Noise (white or bandpassed):

  • Amp: Noise amplitude.
  • Touch: The effect of note velocity and pressure changes on the noise level.
  • Resonance: If this is 0, unfiltered white noise is generated. Higher values increase the resonance of the bandpass filter, making the output purer.
  • Transpose: Transposition of the filter’s center frequency relative to the note.

Filter:

  • Filter type.
  • Double (filter doubling): If this is enabled, two copies of the filter are run in parallel.
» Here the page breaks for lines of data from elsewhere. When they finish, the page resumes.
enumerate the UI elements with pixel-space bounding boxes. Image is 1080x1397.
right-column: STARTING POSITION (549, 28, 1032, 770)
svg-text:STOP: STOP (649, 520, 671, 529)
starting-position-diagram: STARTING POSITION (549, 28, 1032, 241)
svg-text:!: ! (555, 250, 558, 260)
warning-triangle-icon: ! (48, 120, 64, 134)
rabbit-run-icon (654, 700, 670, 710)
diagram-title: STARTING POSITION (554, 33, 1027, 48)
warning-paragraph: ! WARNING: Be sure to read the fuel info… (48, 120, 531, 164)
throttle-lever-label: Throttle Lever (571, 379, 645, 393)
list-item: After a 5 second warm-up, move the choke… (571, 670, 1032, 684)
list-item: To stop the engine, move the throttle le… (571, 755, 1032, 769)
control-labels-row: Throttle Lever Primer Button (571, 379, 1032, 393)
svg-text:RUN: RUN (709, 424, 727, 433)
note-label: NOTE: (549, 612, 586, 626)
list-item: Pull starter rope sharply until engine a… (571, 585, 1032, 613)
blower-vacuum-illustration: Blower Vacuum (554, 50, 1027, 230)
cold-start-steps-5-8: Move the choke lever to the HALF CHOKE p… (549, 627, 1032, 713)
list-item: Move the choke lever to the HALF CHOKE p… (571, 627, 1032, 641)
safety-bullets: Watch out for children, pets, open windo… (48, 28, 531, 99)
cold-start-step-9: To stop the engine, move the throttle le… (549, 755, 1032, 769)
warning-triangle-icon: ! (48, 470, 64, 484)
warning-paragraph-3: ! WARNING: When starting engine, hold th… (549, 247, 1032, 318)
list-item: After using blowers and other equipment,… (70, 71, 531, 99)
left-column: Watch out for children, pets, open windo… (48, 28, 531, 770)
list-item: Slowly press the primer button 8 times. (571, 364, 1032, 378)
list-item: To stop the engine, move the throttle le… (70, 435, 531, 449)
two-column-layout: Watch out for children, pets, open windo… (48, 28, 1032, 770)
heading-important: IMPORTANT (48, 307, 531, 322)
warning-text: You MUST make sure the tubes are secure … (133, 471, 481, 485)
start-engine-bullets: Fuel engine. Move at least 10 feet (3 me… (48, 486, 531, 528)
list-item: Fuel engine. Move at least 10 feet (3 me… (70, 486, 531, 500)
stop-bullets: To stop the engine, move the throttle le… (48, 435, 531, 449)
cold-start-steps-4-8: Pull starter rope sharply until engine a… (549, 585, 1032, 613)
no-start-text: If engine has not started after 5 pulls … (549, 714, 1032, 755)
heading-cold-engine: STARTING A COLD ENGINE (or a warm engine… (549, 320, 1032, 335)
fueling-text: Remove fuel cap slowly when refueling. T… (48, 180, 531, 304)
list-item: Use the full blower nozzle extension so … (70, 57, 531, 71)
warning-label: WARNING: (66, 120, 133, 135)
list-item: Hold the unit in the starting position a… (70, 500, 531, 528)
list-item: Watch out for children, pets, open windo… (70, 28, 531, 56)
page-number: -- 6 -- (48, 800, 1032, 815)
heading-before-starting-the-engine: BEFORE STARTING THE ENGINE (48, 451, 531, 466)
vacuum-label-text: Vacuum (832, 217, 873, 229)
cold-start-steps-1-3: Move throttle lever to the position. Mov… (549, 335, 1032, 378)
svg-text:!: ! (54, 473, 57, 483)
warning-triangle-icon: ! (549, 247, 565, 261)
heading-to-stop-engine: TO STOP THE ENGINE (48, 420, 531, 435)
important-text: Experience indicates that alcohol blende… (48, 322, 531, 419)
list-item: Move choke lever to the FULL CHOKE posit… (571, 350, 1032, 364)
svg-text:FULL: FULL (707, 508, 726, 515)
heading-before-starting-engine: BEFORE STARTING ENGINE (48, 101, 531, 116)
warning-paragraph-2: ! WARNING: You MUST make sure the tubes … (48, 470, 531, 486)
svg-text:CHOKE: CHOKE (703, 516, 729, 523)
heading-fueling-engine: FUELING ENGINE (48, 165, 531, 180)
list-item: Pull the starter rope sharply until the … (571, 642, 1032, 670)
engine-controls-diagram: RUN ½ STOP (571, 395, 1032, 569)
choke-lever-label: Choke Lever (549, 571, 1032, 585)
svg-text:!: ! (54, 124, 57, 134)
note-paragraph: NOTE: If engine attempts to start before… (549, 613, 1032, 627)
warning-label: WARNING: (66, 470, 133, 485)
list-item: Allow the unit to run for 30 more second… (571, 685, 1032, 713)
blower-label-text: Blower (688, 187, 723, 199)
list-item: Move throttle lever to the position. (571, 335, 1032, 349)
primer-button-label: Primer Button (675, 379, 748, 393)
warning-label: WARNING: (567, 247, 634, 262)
See the “split”, “mix”, and “speed ratio” parameters.
  • Cutoff: Cutoff or center frequency of the filter.
  • Track (keytracking): In octaves/octave: if it is 1, an increase in the voice’s pitch of one octave will cause the cutoff to increase by the same amount.
  • Reso (resonance): Resonance of the filter (if applicable).
  • Split: If doubling is on, the second filter’s cutoff frequency will be this much higher than the first’s.
  • Mix: If doubling is on, this changes the output amplitude ratio between the two filters.
  • Touch (aftertouch > cutoff): The effect of note velocity and pressure changes on both filters’ cutoff frequencies.
  • Mod (envelope modulation): Strength and direction of the filter envelope’s effect.
  • Velocity: Effect of note velocity on the envelope modulation depth, not on the filter cutoff itself.
  • Filter envelope: For details, see the envelope block below.
  • Speed ratio: If doubling is on, the second filter’s envelope will move at this rate relative to the first’s.

Envelope:

  • Attack: The time it takes for the level to reach 1.
  • Hold: After reaching 1, the level stays there for this long.
  • Decay 1: The time it takes for the level to reach the breakpoint; however, if the breakpoint is set to 1 (0 dB), this is skipped.
  • Breakpoint: The point reached after the first decay phase (see just above to see what happens if you set this to 0 dB); immediately followed by
  • Decay 2: The time taken for the level to change from the breakpoint to the sustain level.
  • Sustain: Sustain level.
  • Release: Release time.

Distortion:

  • Type: Hard clip, soft clip (tanh), sine (which can produce fm-like timbres or, failing that, horrible noise), or asymmetric.
  • Mode: This sets where the distortion is applied:
    Global: i.e. once, after summing all the voices.
    Per voice: after the filter.
    Per voice: before the filter.
    Double: i.e. per voice before the filter and then again after summing the voices.
  • Oversample: Oversamples the distortion to reduce aliasing.
  • Pregain.
  • Limit: The level at which the signal is clipped (or the amplitude of the sine).
  • Postgain: In double mode, this is not applied to the per-voice distortion.

Chorus:

  • Mode: Sine, Ramp, and FM are essentially the same thing with different LFO shapes. Irregular is a bit different: the delay times of the voices vary randomly within the given range.